New York City’s subways — the nation’s biggest mass transit network — serve more than 6 million daily riders who depend largely on a signal system that dates back to the Great Depression.
Antiquated electro-mechanics with thousands of moving parts are still critical. Dispatchers still monitor trains from “towers,” and they still put pencil to paper to track their progress.
That system is slowly being replaced by 21st-century digital technology that allows up to twice as many trains to safely travel closer together. But there’s a big caveat: It could take at least 20 years for the city’s 700 miles of tracks to be fully computerized.
Of the subway system’s almost two dozen major lines, just one, the L linking Manhattan and Williamsburg, currently operates on new, computerized, automated signals. And the modernization of the No. 7 line from Manhattan to Queens has begun, to be completed by 2017.
“We’re at the physical limits of what the original technology can carry,” acknowledges Adam Lisberg, the MTA spokesman. He admits “this stuff is old, but it works really well.”

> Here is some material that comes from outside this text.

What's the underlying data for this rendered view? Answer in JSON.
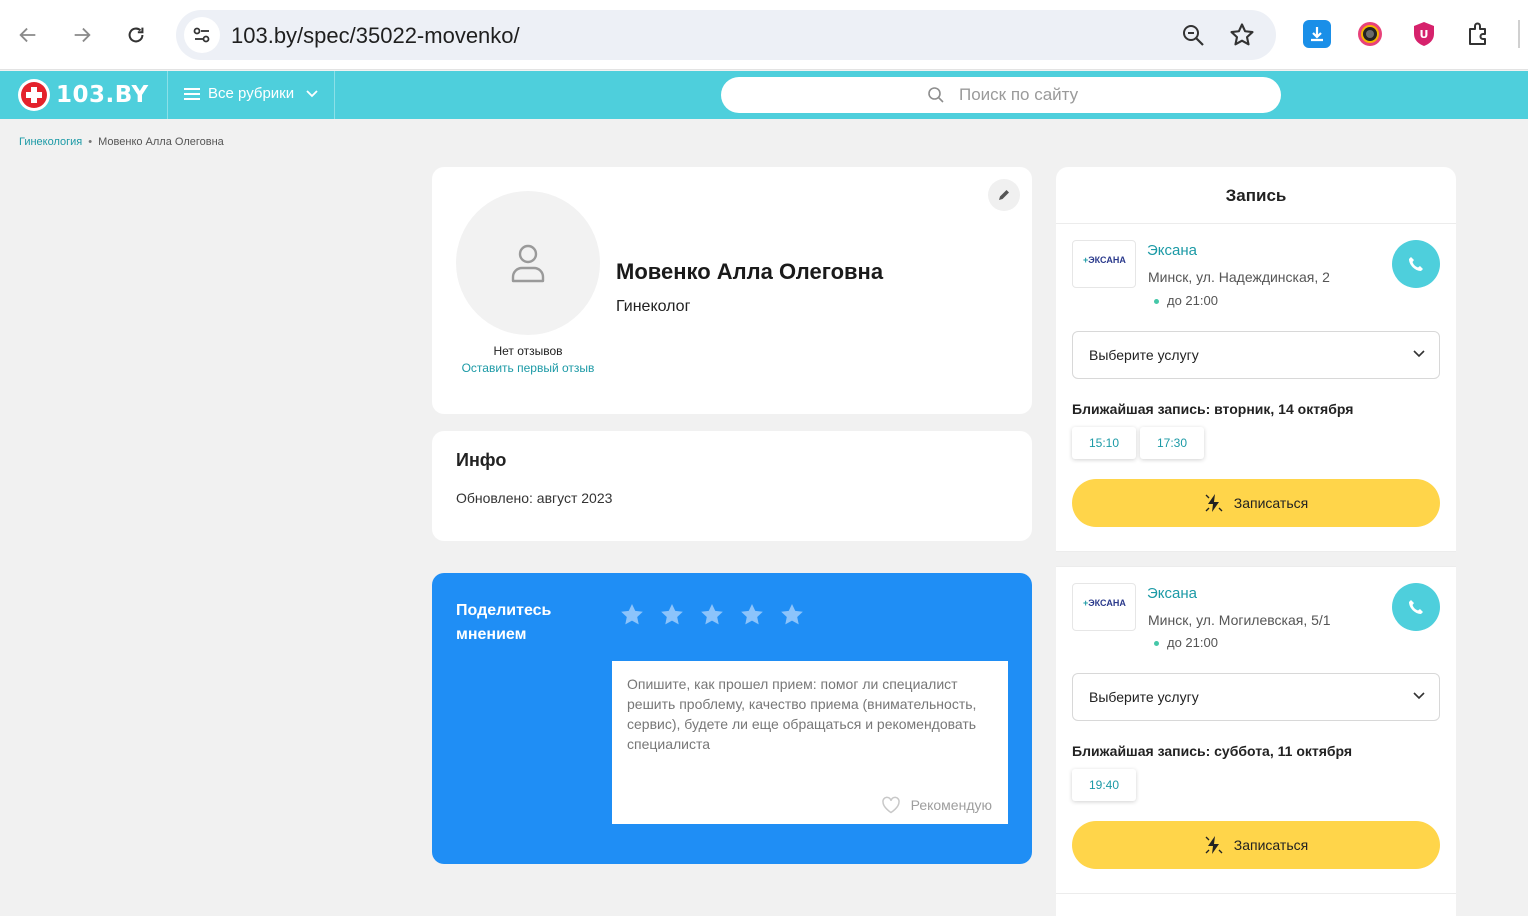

Wynton Habersham, the MTA’s chief of signals and track operations, recently led a reporter on a tour through some of the 22 control “towers” — as the spaces are called, though they’re buried beneath the streets.
In one cramped, worn-out tower, MTA workers monitor light boards that show train locations and movement. The dispatchers answer phone calls and listen to two-way radio reports while keeping an eye on each train’s progress. A massive cabinet is arrayed with levers to move switches that were cutting-edge technology at the same time as the Hindenburg.
Behind a door off a platform on Manhattan’s West Side is the system’s single gleaming, high-tech operation. It allows about two dozen L trains to move each hour in both directions — compared to about 15 with the old mechanics.